December 12, 2006

Letting someone go

Recently at my firm, management let someone go. This employee’s productivity had been declining for weeks, and her personal life seemed to be a growing concern during her workday. Her work had been piling up for weeks, and the lack of production caused problems in other areas of the firm, especially in my area of work. Last week, management decided to let her go. I am only reflecting on this simply because of the technique the boss used to fire her. While the boss could have made an example out of her for the rest of the employees, the boss decided to do it in a private manner, at the end of the workweek. I believe this is the best way to let someone go. I have witness other employees get fired before, and it was an embarrassing event for those employees. By letting her go at the end of the week, the boss was able to save the employee some embarrassment (it’s a long walk to the end of the hallway), and also minimized the gossip that could have followed afterwards.


As we finished the simulation in management, we had to evaluate our teammates on their performance. Although I tried to be honest, I felt my responses were not helpful to the Professor. I found it difficult to evaluate their performance, especially because I felt I was comparing them to myself. While I can acknowledge each team member brought different skills to the simulation, and some team members contributed more than others, I found it difficult to compare each team member and rank the value of their contributions to the team. I believe I need to become more comfortable with peer evaluations, especially because I may find myself evaluating my co-workers later in my career.

Christmas Bonuses

As it nears the Christmas holiday, many employees anticipate a Christmas bonus from their employer. However, I am still beginning my career, and the idea of a Christmas bonus is rather new to me. This is why I found it surprising to hear some of my co-workers discuss the bonus in such a greedy matter. We discussed bonuses in management class earlier in the semester, and we touched on the idea of “diminishing return”. Although the bonus is meant to be an incentive, a reward to boost morale, many employees see it as an expected reward, and may even be discouraged if it is not worth as much. In my particular experience, my co-workers were complaining about the timing of the bonus. They felt they should have received it earlier in the month. Although I rather enjoy the bonus, I think many employees in the workplace no longer appreciate it as a reward. Hopefully, I will continue to appreciate it as I do now.

The Simulation

After finishing the simulation program for management 250, I must admit I was disappointed. At first the program seemed very complex. With so many decisions to make, and such a small budget, our team focused on making the best decisions with the limited funds we had. However, after just a few quarters, we discovered the program was not as complex as it seemed. Our budget seemed to grow every quarter as we our costs continually shrinking. By the last few quarters there were not that many decisions to make. Most of our costs were tied up in programs that were permanent, and we just focused on our hiring costs. Even our safety and quality budgets nearly maxed out. Overall, I found the simulation to be disappointing, and I hope it improves for future classes.

November 09, 2006


Monday’s discussion was based on our dreams. While some of my friends dream about moving to California, Florida, or another state; my dream has always been to live near Cleveland. It’s not because I think Cleveland is great, because it isn’t. I want to live in Cleveland because I want to be a Browns Season Ticket Holder.
I decided to go to a good college so I could get a decent job that would allow me to afford season tickets. While many people are concerned with paying for their children’s future, I’m not. I’ll let them earn scholarships. I’ll spend my money on season tickets. Go Browns.

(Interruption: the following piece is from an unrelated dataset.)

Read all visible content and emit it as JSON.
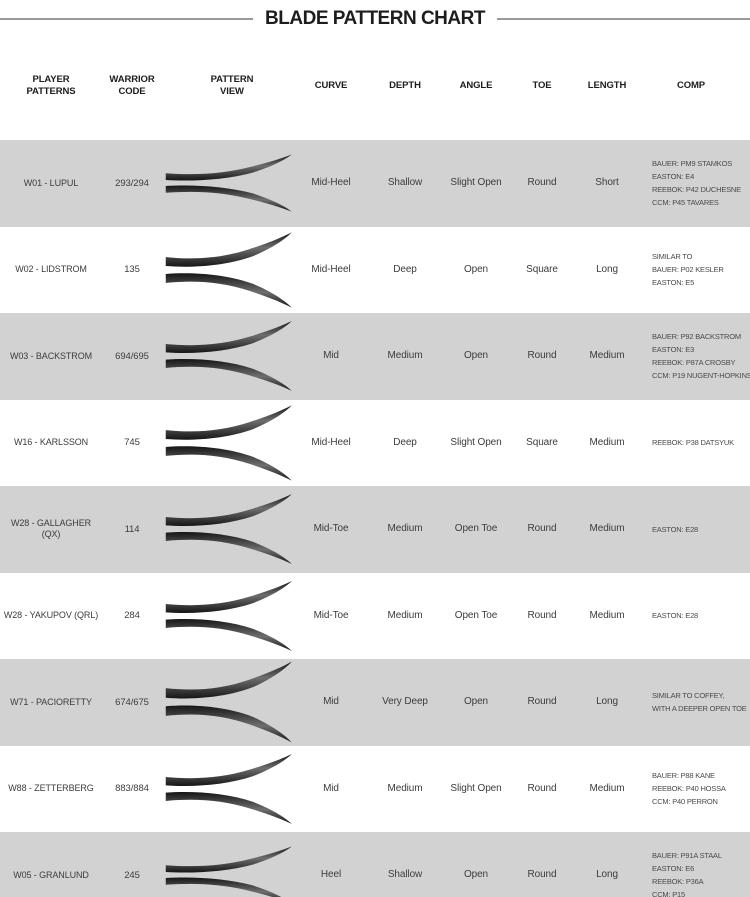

After reviewing the Jonah Creighton Case, I remembered a client that my firm almost took on last year. He claimed that he was wrongfully fired, and had suffered racial discrimination. After contacting his former employer, we found out that he was rightfully fired, and his claims had no foundation.
Because my firm specializes in wrongful termination law, we see some clients who believe they are wrongfully terminated when they deserved to be fired. I believe it is a great thing that a person can sue a company for unfair practices, but I also believe that this power is often abused, and some companies keep some employees that should be fired so they won’t risk being sued. It’s important to keep protecting employees, but I realize that this system is not perfect

Leaving a Job

Although it can be very difficult to obtain a job, I have found it to be even more difficult to leave a job. After discussing ethics in class last week, my beliefs were reinforced. I was hired by my current firm while I was employed at Taco Bell. After I was hired at the new firm, I realized how difficult it was to quit a job. I decided the best way was to write a professional letter to my manager explaining my reasons, and to notify her two weeks in advance.
I hand delivered the letter, and she read it right in front of me. Although I thought she would be angry, she said she was very proud of me, and that I was very professional. However, she mentioned that she would have been angry if I was leaving to work at McDonalds or another fast food place. I realized then that it was unethical to leave on job for a better opportunity with a competitor.